2013 is a new year, a year to try to make things better… and how do we do that is to be there and support each other, not only at the parties and the gatherings, but also in the quiet times. (if there is such a thing)
Those moments when all you want to do is curl up in a ball and quit.
We all have them.
When those who do not understand  make insensitive comments.

We worry about treatments, surgeries, schedules and there are those times when  ‘you don’t see how but you figure out that you just have to make it work.

I have an issue with only one line of this poem. It is in the final stanza … it says “We are selfless, not by choice, you see. Our kids just have more needs.”  
We all become selfless when a child is born. Your life shifts focus. from you to your children.   I would say that all parents are selfless. (or at least should be)
I do not think that we are looking for special consideration. We want to be included, we want our children to be included, no matter the challenge. We want things to be normal. The reality is that it is not.  But this is where we rise to the occasion as parents are supposed to do. As any parent should do.  We educate ourselves on medical conditions, treatments and therapies. We probably have learned more on the go than we did in college, applying what we have learned into everyday practice almost immediately   We have to be aware of what is working with our child and what is not, and adapt accordingly.

You just do … You take a deep breath and dive in…. Here is a toast to 2013.

We wage the war against ignorance, bringing tolerance and understanding and support to other families who, no matter their challenge are battling right next to us… we are a United Nation of Parents, Allies, and Advocates.  And although this title is Special Needs MOM’s , it is not just moms. It is Dad’s, Sisters, brothers, Siblings, extended families, and friends. We are all in this together. – Cheers!

Here is the poem:

Special Needs Moms

You may think us “special moms” must have it pretty rough.
We have no choice.

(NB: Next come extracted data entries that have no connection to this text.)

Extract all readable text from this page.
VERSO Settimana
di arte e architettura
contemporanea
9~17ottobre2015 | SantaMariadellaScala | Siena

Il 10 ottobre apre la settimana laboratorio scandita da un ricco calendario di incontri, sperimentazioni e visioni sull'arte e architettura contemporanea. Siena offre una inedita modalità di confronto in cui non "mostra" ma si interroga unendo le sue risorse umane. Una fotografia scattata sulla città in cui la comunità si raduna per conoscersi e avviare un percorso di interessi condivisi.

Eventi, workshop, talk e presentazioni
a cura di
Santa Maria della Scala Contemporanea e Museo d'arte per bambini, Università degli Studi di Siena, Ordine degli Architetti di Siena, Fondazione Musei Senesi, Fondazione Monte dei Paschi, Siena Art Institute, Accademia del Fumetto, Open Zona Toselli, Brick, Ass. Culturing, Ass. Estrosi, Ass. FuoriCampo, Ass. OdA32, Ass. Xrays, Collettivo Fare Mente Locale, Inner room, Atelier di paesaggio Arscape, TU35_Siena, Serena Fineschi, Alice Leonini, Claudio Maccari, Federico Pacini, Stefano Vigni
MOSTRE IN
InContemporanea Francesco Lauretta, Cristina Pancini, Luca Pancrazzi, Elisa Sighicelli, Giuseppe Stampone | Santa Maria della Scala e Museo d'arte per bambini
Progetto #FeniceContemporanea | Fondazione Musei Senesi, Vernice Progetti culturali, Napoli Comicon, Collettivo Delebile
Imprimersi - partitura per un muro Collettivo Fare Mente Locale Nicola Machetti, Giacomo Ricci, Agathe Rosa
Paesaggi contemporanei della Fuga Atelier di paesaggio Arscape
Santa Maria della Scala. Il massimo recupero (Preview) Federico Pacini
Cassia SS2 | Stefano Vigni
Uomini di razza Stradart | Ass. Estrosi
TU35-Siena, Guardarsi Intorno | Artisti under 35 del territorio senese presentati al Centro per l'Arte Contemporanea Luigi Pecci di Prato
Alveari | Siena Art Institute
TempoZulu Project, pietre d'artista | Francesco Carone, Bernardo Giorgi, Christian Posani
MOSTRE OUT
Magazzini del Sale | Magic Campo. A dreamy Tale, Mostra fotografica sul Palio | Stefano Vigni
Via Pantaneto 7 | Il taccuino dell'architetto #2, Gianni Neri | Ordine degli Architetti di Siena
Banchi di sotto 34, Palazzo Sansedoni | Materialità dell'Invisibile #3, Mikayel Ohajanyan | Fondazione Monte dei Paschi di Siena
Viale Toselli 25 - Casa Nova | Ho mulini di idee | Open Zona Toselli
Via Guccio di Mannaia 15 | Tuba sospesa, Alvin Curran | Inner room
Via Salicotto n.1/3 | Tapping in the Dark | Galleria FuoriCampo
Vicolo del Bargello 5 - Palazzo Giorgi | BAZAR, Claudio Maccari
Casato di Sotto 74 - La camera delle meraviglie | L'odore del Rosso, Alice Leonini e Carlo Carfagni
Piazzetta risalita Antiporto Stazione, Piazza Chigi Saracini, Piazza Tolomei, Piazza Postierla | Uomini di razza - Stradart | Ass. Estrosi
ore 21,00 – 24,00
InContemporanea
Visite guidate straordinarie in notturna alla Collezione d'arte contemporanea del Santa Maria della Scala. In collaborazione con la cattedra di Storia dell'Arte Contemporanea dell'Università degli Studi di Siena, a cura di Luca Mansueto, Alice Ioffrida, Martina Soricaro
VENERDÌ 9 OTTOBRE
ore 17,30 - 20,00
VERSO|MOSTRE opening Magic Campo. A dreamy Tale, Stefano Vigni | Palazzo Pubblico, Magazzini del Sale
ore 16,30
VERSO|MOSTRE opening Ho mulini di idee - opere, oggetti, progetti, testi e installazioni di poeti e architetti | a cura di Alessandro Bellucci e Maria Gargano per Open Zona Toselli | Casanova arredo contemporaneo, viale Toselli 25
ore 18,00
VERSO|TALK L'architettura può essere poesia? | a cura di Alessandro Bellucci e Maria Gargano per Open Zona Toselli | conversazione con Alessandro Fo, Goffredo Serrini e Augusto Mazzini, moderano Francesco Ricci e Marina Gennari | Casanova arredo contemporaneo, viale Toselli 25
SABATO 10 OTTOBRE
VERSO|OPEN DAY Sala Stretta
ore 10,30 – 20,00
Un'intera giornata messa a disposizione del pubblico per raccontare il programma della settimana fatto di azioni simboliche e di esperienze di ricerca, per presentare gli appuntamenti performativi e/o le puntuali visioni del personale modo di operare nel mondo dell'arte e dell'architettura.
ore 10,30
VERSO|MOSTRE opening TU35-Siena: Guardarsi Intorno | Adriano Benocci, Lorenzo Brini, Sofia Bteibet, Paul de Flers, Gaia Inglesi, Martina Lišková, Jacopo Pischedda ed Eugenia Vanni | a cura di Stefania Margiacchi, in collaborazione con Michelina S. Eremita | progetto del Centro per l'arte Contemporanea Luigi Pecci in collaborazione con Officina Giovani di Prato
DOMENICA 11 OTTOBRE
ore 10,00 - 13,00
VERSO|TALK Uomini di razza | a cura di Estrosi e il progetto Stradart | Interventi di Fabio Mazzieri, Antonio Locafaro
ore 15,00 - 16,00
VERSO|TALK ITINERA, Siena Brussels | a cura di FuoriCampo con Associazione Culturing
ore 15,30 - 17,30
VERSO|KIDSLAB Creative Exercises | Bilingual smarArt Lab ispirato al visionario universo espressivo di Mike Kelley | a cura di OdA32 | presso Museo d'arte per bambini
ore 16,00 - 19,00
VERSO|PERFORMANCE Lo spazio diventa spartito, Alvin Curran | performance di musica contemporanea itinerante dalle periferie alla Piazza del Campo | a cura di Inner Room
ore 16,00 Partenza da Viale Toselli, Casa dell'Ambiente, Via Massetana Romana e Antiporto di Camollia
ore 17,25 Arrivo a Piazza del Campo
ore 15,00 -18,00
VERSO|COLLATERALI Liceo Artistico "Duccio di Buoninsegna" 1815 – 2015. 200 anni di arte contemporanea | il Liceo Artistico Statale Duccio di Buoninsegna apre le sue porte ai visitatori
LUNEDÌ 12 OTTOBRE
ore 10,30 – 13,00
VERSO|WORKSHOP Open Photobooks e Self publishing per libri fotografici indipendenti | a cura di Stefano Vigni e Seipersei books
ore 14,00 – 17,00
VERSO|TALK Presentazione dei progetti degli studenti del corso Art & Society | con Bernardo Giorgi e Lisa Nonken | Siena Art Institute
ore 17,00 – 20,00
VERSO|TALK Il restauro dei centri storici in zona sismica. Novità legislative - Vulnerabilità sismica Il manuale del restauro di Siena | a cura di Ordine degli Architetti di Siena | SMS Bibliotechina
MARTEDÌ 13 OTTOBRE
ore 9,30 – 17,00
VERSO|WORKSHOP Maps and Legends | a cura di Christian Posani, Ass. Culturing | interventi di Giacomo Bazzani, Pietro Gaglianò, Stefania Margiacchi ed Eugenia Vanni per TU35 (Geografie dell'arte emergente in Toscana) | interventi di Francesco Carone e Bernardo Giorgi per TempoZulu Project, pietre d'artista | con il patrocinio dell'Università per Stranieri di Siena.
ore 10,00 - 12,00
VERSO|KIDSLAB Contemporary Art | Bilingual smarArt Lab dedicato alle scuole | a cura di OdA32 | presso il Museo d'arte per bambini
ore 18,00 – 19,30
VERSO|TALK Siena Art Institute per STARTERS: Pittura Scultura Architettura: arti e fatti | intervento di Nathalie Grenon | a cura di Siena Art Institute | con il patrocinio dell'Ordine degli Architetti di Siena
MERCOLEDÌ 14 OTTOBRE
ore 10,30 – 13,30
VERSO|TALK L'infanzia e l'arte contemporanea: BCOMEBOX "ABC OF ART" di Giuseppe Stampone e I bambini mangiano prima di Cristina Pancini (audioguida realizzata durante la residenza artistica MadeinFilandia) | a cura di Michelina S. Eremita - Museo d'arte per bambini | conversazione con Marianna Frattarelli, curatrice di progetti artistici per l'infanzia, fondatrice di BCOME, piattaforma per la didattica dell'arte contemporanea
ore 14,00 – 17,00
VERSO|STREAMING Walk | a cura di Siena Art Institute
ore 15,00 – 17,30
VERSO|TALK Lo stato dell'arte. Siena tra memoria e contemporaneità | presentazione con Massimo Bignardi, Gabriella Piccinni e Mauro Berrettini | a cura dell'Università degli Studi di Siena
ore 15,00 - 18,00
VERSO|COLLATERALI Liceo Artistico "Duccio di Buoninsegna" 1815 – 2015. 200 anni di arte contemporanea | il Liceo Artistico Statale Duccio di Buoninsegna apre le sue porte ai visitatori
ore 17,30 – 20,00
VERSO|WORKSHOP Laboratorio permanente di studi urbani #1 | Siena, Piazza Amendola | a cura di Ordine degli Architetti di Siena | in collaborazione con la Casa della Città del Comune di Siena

We just manage life when things get really tough.
We’ve made it though the days we thought we’d never make it through.
We’ve even impressed our own selves with all that we can do.

We’ve gained patience beyond measure, love we never dreamed of giving.
We worry about the future, but know this “special” life’s worth living.
We have bad days and hurt sometimes, but we hold our heads up high.
We feel joy and pride and thankfulness more often than we cry.

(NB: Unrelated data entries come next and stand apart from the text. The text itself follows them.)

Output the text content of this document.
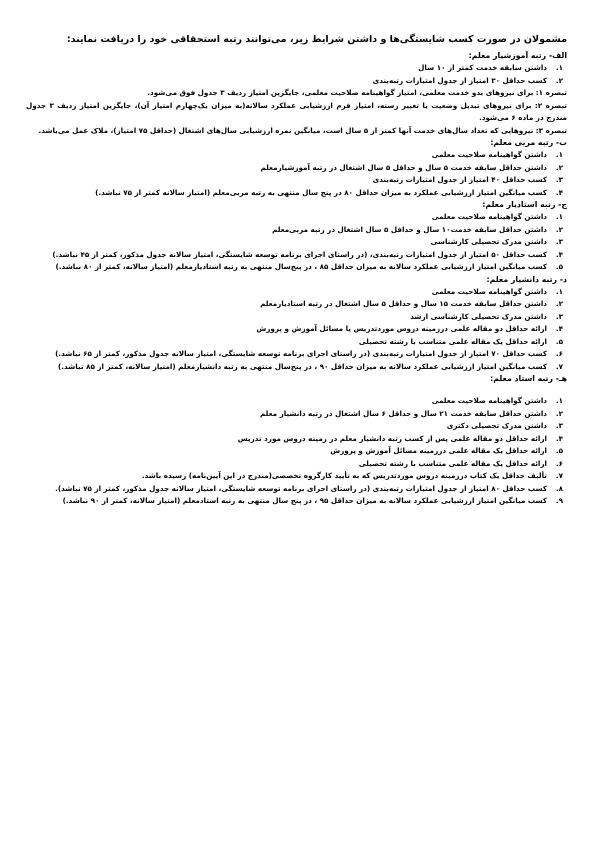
مشمولان در صورت کسب شایستگی‌ها و داشتن شرایط زیر، می‌توانند رتبه استحقاقی خود را دریافت نمایند:

الف- رتبه آموزشیار معلم:

۱.
داشتن سابقه خدمت کمتر از ۱۰ سال
۲.
کسب حداقل ۳۰ امتیاز از جدول امتیازات رتبه‌بندی

تبصره ۱: برای نیروهای بدو خدمت معلمی، امتیاز گواهینامه صلاحیت معلمی، جایگزین امتیاز ردیف ۳ جدول فوق می‌شود.

تبصره ۲: برای نیروهای تبدیل وضعیت یا تغییر رسته، امتیاز فرم ارزشیابی عملکرد سالانه(به میزان یک‌چهارم امتیاز آن)، جایگزین امتیاز ردیف ۳ جدول مندرج در ماده ۶ می‌شود.

تبصره ۳: نیروهایی که تعداد سال‌های خدمت آنها کمتر از ۵ سال است، میانگین نمره ارزشیابی سال‌های اشتغال (حداقل ۷۵ امتیاز)، ملاک عمل می‌باشد.

ب- رتبه مربی معلم:

۱.
داشتن گواهینامه صلاحیت معلمی
۲.
داشتن حداقل سابقه خدمت ۵ سال و حداقل ۵ سال اشتغال در رتبه آموزشیارمعلم
۳.
کسب حداقل ۴۰ امتیاز از جدول امتیازات رتبه‌بندی
۴.
کسب میانگین امتیاز ارزشیابی عملکرد به میزان حداقل ۸۰ در پنج سال منتهی به رتبه مربی‌معلم (امتیاز سالانه کمتر از ۷۵ نباشد.)

ج- رتبه استادیار معلم:

۱.
داشتن گواهینامه صلاحیت معلمی
۲.
داشتن حداقل سابقه خدمت۱۰ سال و حداقل ۵ سال اشتغال در رتبه مربی‌معلم
۳.
داشتن مدرک تحصیلی کارشناسی
۴.
کسب حداقل ۵۰ امتیاز از جدول امتیازات رتبه‌بندی، (در راستای اجرای برنامه توسعه شایستگی، امتیاز سالانه جدول مذکور، کمتر از ۴۵ نباشد.)
۵.
کسب میانگین امتیاز ارزشیابی عملکرد سالانه به میزان حداقل ۸۵ ، در پنج‌سال منتهی به رتبه استادیارمعلم (امتیاز سالانه، کمتر از ۸۰ نباشد.)

د- رتبه دانشیار معلم:

۱.
داشتن گواهینامه صلاحیت معلمی
۲.
داشتن حداقل سابقه خدمت ۱۵ سال و حداقل ۵ سال اشتغال در رتبه استادیارمعلم
۳.
داشتن مدرک تحصیلی کارشناسی ارشد
۴.
ارائه حداقل دو مقاله علمی درزمینه دروس موردتدریس یا مسائل آموزش و پرورش
۵.
ارائه حداقل یک مقاله علمی متناسب با رشته تحصیلی
۶.
کسب حداقل ۷۰ امتیاز از جدول امتیازات رتبه‌بندی (در راستای اجرای برنامه توسعه شایستگی، امتیاز سالانه جدول مذکور، کمتر از ۶۵ نباشد.)
۷.
کسب میانگین امتیاز ارزشیابی عملکرد سالانه به میزان حداقل ۹۰ ، در پنج‌سال منتهی به رتبه دانشیارمعلم (امتیاز سالانه، کمتر از ۸۵ نباشد.)

هـ- رتبه استاد معلم:

۱.
داشتن گواهینامه صلاحیت معلمی
۲.
داشتن حداقل سابقه خدمت ۲۱ سال و حداقل ۶ سال اشتغال در رتبه دانشیار معلم
۳.
داشتن مدرک تحصیلی دکتری
۴.
ارائه حداقل دو مقاله علمی پس از کسب رتبه دانشیار معلم در زمینه دروس مورد تدریس
۵.
ارائه حداقل یک مقاله علمی درزمینه مسائل آموزش و پرورش
۶.
ارائه حداقل یک مقاله علمی متناسب با رشته تحصیلی
۷.
تألیف حداقل یک کتاب درزمینه دروس موردتدریس که به تأیید کارگروه تخصصی(مندرج در این آیین‌نامه) رسیده باشد.
۸.
کسب حداقل ۸۰ امتیاز از جدول امتیازات رتبه‌بندی (در راستای اجرای برنامه توسعه شایستگی، امتیاز سالانه جدول مذکور، کمتر از ۷۵ نباشد).
۹.
کسب میانگین امتیاز ارزشیابی عملکرد سالانه به میزان حداقل ۹۵ ، در پنج سال منتهی به رتبه استادمعلم (امتیاز سالانه، کمتر از ۹۰ نباشد.)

For our kids we aren’t just supermoms, No, we do so much more.
We are cheerleaders, nurses, and therapists who don’t walk out the door.
We handle rude remarks and unkind stares with dignity and grace.
Even though the pain they bring cannot be erased.

Therapies and treatment routes are a lot for us to digest.
We don’t know what the future holds, but we give our kids our best.
None of us can be replaced, so we don’t have many breaks.
It wears us out, but to help our kids, we’ll do whatever it takes.

We are selfless, not by choice, you see. Our kids just have more needs.
We’re not out to change the world, but want to plant some seeds.
We want our kids accepted. That really is our aim.
When we look at them we just see kids. We hope you’ll do the same.